Oh you lowly serf. Captain Planet was not originally a comic book, but was the brainchild of Ted Turner. Do not bring him up again in the presence of your King. To clarify, Marvel's characters have typically been archetypes and DC's characters have been metaphors. Yes, there is a difference. I know you'll love that. As for my own reactions? I can't really say. I haven't read Cap in years or really kept up with Marvel in years. I am more of a Dark Horse or Vertigo guy these days. Miller, Gaiman, Moore and Sim. Also, Kurt Busiek's "Astro City" is genius and thats what I've been reading for the last 8 months.

Anonymous said...

First of all, Captain "Planet" was a typo. I meant "America."

As for the literary terms: Metaphor? Archetype? I don't give a damn; you're only arguing semantics in an attempt to establish yourself as an authority. In fact, I could kick your ass arguing either, so don't test me, boy.

Finally, I'll just say that I love watching you squirm while trying to protect what you believe to be your only area of expertise outside the realm of hobos. Squirm! Squirm!

The Thinker said...

Here's my problem with all this:

Captain America wasn't simply killed, he was wasted by a sniper on the courthouse steps after testifying.

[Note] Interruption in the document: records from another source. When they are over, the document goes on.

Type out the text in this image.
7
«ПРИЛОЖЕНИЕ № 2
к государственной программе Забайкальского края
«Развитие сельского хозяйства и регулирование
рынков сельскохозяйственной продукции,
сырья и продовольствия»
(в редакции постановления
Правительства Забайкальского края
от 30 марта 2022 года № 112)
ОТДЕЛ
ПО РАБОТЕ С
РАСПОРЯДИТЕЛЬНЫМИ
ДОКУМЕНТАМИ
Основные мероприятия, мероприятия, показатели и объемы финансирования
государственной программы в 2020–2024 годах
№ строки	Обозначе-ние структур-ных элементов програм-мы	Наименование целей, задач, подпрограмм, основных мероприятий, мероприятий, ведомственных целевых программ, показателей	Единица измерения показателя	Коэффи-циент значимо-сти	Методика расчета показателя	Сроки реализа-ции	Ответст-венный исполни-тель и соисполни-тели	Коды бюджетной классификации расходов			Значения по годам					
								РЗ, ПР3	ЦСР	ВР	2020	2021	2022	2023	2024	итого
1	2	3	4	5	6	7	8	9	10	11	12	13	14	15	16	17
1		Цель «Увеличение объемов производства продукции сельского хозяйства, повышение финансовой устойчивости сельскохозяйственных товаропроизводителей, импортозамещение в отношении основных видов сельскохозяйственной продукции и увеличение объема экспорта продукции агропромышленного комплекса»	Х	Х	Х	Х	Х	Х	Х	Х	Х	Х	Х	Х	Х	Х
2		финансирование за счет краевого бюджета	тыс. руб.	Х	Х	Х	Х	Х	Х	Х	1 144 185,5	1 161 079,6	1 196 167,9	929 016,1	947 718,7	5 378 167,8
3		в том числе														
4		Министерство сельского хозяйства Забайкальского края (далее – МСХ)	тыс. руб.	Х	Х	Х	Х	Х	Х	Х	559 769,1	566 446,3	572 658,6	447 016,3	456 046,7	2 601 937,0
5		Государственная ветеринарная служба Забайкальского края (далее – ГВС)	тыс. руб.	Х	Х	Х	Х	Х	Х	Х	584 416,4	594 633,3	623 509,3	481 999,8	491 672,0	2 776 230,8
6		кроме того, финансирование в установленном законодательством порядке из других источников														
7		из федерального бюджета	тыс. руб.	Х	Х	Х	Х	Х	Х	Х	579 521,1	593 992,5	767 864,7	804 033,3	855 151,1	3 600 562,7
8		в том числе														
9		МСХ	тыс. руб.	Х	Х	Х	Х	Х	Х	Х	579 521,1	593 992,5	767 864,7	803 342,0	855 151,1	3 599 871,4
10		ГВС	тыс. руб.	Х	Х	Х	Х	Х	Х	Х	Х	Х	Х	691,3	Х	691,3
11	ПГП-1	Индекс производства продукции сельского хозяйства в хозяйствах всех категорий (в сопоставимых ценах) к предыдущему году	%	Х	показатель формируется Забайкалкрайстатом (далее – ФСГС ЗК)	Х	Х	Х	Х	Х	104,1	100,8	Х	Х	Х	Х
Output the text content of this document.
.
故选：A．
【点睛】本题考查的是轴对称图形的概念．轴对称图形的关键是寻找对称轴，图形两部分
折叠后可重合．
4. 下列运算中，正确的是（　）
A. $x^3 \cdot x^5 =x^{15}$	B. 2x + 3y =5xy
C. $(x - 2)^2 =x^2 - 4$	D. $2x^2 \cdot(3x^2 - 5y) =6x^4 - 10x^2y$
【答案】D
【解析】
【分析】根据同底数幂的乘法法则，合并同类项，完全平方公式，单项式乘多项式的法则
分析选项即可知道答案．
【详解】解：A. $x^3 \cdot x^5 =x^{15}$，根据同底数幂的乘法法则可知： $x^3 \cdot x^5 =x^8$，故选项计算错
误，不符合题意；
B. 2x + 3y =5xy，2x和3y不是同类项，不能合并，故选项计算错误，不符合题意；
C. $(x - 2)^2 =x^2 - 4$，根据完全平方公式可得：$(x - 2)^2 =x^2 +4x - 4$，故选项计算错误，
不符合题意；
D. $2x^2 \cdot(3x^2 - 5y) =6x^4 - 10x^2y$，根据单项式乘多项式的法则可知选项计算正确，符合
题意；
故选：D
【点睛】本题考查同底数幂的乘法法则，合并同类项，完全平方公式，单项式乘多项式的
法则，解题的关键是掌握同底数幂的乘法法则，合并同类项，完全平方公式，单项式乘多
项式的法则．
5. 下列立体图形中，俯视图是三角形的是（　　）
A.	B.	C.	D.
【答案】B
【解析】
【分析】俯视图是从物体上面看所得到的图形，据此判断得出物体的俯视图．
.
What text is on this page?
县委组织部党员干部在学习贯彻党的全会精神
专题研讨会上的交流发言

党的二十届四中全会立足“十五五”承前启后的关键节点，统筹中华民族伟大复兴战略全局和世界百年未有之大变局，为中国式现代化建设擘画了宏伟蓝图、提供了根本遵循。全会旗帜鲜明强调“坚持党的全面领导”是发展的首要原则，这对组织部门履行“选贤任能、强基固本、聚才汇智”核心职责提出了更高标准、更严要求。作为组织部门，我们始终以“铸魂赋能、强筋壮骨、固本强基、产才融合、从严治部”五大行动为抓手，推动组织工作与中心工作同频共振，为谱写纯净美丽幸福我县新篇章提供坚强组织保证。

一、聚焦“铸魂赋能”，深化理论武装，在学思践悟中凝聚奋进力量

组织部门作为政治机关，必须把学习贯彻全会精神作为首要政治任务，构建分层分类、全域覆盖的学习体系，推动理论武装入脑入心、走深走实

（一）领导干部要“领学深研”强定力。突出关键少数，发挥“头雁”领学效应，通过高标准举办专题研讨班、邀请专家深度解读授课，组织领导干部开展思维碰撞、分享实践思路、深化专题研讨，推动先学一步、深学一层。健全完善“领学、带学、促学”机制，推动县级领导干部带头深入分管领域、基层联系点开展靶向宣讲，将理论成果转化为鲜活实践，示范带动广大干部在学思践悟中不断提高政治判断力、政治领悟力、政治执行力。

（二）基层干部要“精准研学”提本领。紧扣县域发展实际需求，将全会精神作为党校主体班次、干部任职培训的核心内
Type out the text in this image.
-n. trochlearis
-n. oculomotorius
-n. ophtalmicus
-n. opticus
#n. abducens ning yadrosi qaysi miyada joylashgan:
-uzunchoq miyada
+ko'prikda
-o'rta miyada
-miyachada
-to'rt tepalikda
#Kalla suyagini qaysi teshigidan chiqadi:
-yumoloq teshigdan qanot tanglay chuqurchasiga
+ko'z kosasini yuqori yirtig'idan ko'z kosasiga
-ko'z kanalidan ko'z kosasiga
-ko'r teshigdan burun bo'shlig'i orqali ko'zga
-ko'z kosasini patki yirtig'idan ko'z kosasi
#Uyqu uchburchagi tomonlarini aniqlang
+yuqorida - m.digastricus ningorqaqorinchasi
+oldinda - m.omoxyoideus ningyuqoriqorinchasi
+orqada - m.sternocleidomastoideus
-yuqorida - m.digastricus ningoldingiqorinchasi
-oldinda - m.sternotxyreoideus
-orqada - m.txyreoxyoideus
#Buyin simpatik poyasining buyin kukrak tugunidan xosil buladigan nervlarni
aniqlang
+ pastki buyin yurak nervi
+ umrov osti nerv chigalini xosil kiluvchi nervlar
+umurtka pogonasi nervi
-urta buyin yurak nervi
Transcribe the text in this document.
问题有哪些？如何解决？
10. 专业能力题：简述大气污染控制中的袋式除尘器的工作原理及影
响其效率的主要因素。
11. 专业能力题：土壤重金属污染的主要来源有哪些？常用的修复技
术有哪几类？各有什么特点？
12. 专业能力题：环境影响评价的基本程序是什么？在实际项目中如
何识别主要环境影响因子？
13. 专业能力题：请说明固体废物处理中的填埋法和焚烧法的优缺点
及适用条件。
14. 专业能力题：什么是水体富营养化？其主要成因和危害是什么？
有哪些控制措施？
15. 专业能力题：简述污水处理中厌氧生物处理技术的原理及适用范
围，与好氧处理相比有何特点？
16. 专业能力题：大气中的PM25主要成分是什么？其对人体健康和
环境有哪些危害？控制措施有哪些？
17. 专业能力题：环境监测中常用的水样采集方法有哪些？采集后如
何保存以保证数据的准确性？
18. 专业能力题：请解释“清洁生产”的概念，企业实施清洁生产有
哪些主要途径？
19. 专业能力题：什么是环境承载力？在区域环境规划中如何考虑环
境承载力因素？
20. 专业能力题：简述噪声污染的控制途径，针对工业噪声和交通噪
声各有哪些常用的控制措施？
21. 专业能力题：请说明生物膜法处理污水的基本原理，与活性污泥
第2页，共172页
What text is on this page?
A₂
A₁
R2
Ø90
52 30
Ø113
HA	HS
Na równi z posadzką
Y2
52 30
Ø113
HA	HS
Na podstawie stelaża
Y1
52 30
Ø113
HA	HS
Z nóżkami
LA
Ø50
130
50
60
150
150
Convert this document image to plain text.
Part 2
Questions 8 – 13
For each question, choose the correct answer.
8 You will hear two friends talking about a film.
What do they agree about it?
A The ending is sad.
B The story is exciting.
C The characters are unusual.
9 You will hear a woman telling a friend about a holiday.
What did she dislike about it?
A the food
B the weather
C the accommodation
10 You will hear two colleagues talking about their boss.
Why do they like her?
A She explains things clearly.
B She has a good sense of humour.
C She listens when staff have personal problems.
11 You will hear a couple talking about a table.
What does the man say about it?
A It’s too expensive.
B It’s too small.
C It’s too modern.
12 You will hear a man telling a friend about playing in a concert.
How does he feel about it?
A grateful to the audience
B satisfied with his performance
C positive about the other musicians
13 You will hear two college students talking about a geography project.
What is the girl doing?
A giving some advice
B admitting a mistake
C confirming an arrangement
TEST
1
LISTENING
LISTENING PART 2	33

The method of killing was too impersonal, and should have been more of a hand to hand struggle type deal. Even Samson got to kill a bunch of people in the name of the Lord as he was dying. Doesn't Captain America get at least that? Instead, he gets killed like a dog. Bastards.

Second, he's walking down the courthouse steps. It's not hard to see the message conveyed there. Justice in America is falling apart! Hide your children! I swear to God, if this breastfeeding debate had gotten any more involved, he would have been killed by a giant set of fun bags. All this crap has become too topical for my taste.

Take me back to the good old days when people dressed in red, white and blue kicked some freedom-hating ass. Boo-yah!

The Expatriate said...

Ok, I am truly the only one who can speak with any authority when it comes to comics and GRAPHIC NOVELS, so I'm laying down the law. The point of Cap's death was supposed to be symbolic. He was cut down like anyone else, thus proving America's weakness, yet the preceeding comics established Cap's position when it comes to civil liberties, (see Civil War). The point was a balance between the two, thus the archetype of Cap being destroyed by an act of violence. Jeez. I'm debating Captain America, with two of the most cynical people I know, who both don't care about comic books. I'm going to read some Asto City. (See, you gotta really be a nerd to know what Asto City is.)

The Thinker said...

You can shove that metaphor bullshit up your ass, Comrade. Here in America we only truly understand three things- reality TV, watered down religious stances and unfettered vengeance.

So take your fancy book learning back to a place where it's kosher to kill off your heroes.

Next you'll be telling me we killed Jesus, and that Santa isn't real.

You suck.

Anonymous said...

I agree with Thinker on all point, especially the part about Expatriate sucking. We non-nerds need to stick together out here in cyberspace.